Başparmağının tırnağını kapağın içine ittirdi ve madalyon açılıverdi. Bir kadın… Bir kadının fotoğrafı… Kadın gülmüyor ama sanki bakmıyor da, görmüyor da… Kadın, Özlem’in avucunun içinde. Dünyadaki hiçbir gidiş seninki kadar acı bir kalış yaşatmayacak bana anne… Özlem’in dizleri artık bedenini taşıyamıyordu; yere çöktü. Gözyaşlarını durduramıyordu. Kendine sarılıp ağlamak, kendini kucaklamak istiyordu. Kovdum seni anne!
Beş Yıl Sonra…
Benim adım Özlem. Benim sorum: Ben kimsin? Onun adı Duygu. Onun sorusu: Ben kim olacağım? O zamanlar, çocukluğu geride bırakıp, adına gençlik dedikleri, o korkunç zaman dilimine varırken biz, ikimiz de “ben”i bekliyorduk. Bizi ayrı ayrı “ben” yapacak şeylerin o günlerde zaten içimize taş, gözümüze kan gibi oturduğunu bilmiyorduk. Gençtik. Çok genç. Kaçtığımız çok şey vardı. Ben, geçmiş zamandan; o ise, içinde bulunduğu zamandan kaçmaya çalışıyordu. Ben, küçülmek istiyordum; o ise, büyümek… Ama zaman dedikleri ne küçülmeye ne de büyümeye izin veriyordu.
Bizi orada bir yerde, yanılgıların ortasında bırakıyordu. Ben, Özlem. O, Duygu. İkimizin de en büyük hesabı zamanlaydı. Geçip giden, geçirip giden zamanla… Sertti. Serttik. Sadece ailelerimize değil, birbirimize ama en çok da kendimize karşı serttik. Kendimizi böyle böyle büyütüyor, böyle öğreniyorduk belki. Öğrendik mi? Gençken, sahiden öğreniyor mu insan? Bilmiyorum.

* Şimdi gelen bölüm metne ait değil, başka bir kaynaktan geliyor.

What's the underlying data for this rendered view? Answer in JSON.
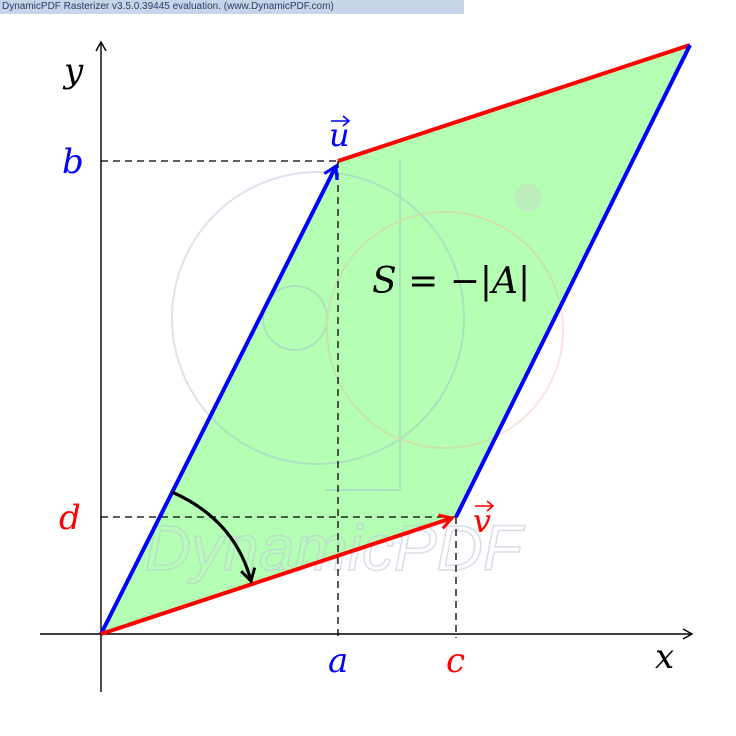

Geçmişe takılmıştı benim gençliğim ve öyle geçiyordu. Şimdi de öyle; kendisi yetmiyormuş gibi çocukluğu da peşine takmış o ilkgençlik yılları. Ve o yıllardan bir Duygu… Ben geçmiş zamandan kaçarken, o içinde bulunduğu zamanla cebelleşen, kendine tekme tokat girişen Duygu. Kim olacağını bilmeyen, kendine bir “ben” arayan Duygu. Duygu. Benim geçmişimden kalma, gençliğimden kalma. İlk ve tek arkadaşım. Bir pazar sabahı onu beklerken, bir pazar sabahı ben kendimi beklerken, gelmeyen Duygu… Ve ben, Özlem. Bir zamanlar adını söylemeyen, adından nefret eden Özlem. Bizim hikâyemiz, “ben”lerimizi aramamız, bulduğumuzda reddetmemiz, kaybolmamızla başladı ve bitti. O pazar günü… saat 10’da… belki 10’u 5 geçe… üstümüzden geçen zaman… Ben’i beklerken, O’nu hiç unutmadım…
Beş Yıl Önce…
Kayıp Kuşak
Üniformalı okul zamanlarının son yılıydı. Birçok şey gibi, okuldan da nefret ediyordu. Sevdiği ve sığındığı nadir şeylerden biri, odasına kapanıp müzik dinlemek; diğeri de, kitap sayfalarında kaybolmaktı. Ne okuduğunun önemi yoktu; Kader’den başka kimse de sormazdı. Dinlediği şarkılarsa, Kader dahil çevresindeki birçok kişiye agresif ve gürültülü geliyordu. Ama onları sevmişti; seçmemişti, sevmişti. Annesi hem yoktu hem de çoktu. Bazen öldü derdi, bazen de yok, hiç olmadı… Babası vardı, Bayan X’in kocası olan babası… ve ilaçları… ve her perşembe öğleden sonra ziyaret etmek zorunda olduğu Kader’i… ve gördükleri… gerçek mi rüya mı belli olmayan, hep birbirine karışan, kaynayan… Hayatı bunlardan ibaret bir hiçti. Böyle olmayı o seçmemişti oysa, ama böyle olmuştu.